Un «elettricista» al Castello Sforzesco. Così nella cripta viscontea si accende una luce, la luce di Marco Lodola. Un po’ luna park (da non confondersi con il «Luna Pac» di Luigi Serafini), un po’ addobbi natalizi. Così appaiono le «pittosculture» di Lodola: uno che sognava di diventare una rockstar («Meglio per il rock che Marco abbia deciso di darsi all’arte», scherza Red Ronnie) e che alla fine ha scoperto di aver un futuro - anzi, un neofuturismo - in queste adrenaliniche scatole luminose che ti trasmettono gioia e voglia di vivere.
Anche lui, a volte, resta ipnotizzato dalle televendite delle sue opere: «Quelli di Telemarket sono dei bravi imbonitori - ci racconta Lodola -, apprezzo il loro lavoro e diffido di chi vuol relegare l’arte nel chiuso dei musei». E poi: «Un critico, pensando di offendermi, ha definito il mio lavoro “trucido laccato”, un altro mi ha chiamato “artista tamarro”, altri ancora mi hanno definito “kitsch” o “trash”: termini che a me piacciono moltissimo». Una solo aggettivo lo manda in bestia: «concettuale». «Ho sempre odiato gli artisti che hanno bisogno del libretto di spiegazioni da affiancare al loro lavoro, io preferisco sporcarmi con i colori o prendere la scossa con i miei fili elettrici». Neon e sagome colorate (con pin up plastificate che risultano incredibilmente sexy) che fino al 16 settembre seguiranno un doppio percorso espositivo: venti opere al Castello Sforzesco e altrettante mega opere lungo il cuore di Milano che palpita tra via Dante, piazza dei Mercanti, corso Vittorio Emanuele e piazza San Babila.

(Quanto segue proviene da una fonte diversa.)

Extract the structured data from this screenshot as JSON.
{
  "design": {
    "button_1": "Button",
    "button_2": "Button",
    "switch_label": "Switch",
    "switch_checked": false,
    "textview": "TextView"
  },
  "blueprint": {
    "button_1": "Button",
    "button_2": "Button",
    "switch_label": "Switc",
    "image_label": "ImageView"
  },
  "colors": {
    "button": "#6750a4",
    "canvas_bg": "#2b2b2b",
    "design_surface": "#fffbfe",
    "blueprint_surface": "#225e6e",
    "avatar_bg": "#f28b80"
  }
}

«Un modo come un altro per dare luce a una città spesso buia come Milano», dice Lodola scambiandosi i complimenti con l’assessore Sgarbi che - dopo averne esaltato le virtù - lo bolla con un spassoso «culattone raccomandato», perché Lodola (al pari del Trio Medusa delle Iene) è riuscito a evitare la naia.

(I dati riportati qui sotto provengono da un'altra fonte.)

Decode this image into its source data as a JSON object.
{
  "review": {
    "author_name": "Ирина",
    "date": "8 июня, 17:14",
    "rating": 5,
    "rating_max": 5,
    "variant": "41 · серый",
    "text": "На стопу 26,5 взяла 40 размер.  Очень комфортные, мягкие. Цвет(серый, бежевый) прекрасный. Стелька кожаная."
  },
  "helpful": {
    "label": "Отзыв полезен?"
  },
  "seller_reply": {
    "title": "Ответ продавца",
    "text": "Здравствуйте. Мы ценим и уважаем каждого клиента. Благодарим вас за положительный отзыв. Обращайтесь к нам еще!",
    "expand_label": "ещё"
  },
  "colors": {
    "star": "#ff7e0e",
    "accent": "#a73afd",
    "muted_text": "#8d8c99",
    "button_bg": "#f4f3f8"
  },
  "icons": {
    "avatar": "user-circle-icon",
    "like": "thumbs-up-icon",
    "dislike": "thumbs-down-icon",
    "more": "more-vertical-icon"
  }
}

Lodola, in versione ambrosiana, fa i complimenti agli elettricisti (quelli veri) che stanno collegando le sue artigianali «luminosine», ma forse già rimpiange la sua fattoria-laboratorio «affogata tra nebbie e zanzare nella bassa pavese», come l’ha descritta il suo amico Luciano Ligabue.


Ma chi sono gli ispiratori del genio pop di Lodolandia? «Il Novecento francese, la luce di Renoir, la scomposizione di Seurat, Balla futurista, Depero». Ma anche, e soprattutto: «I Rolling Stones, i Clash, i Led Zeppelin, Sivori, Platini e Del Piero». Per chi immagina - nello stadio dell’arte - di andare in gol con una punizione a foglia (o a natura) morta.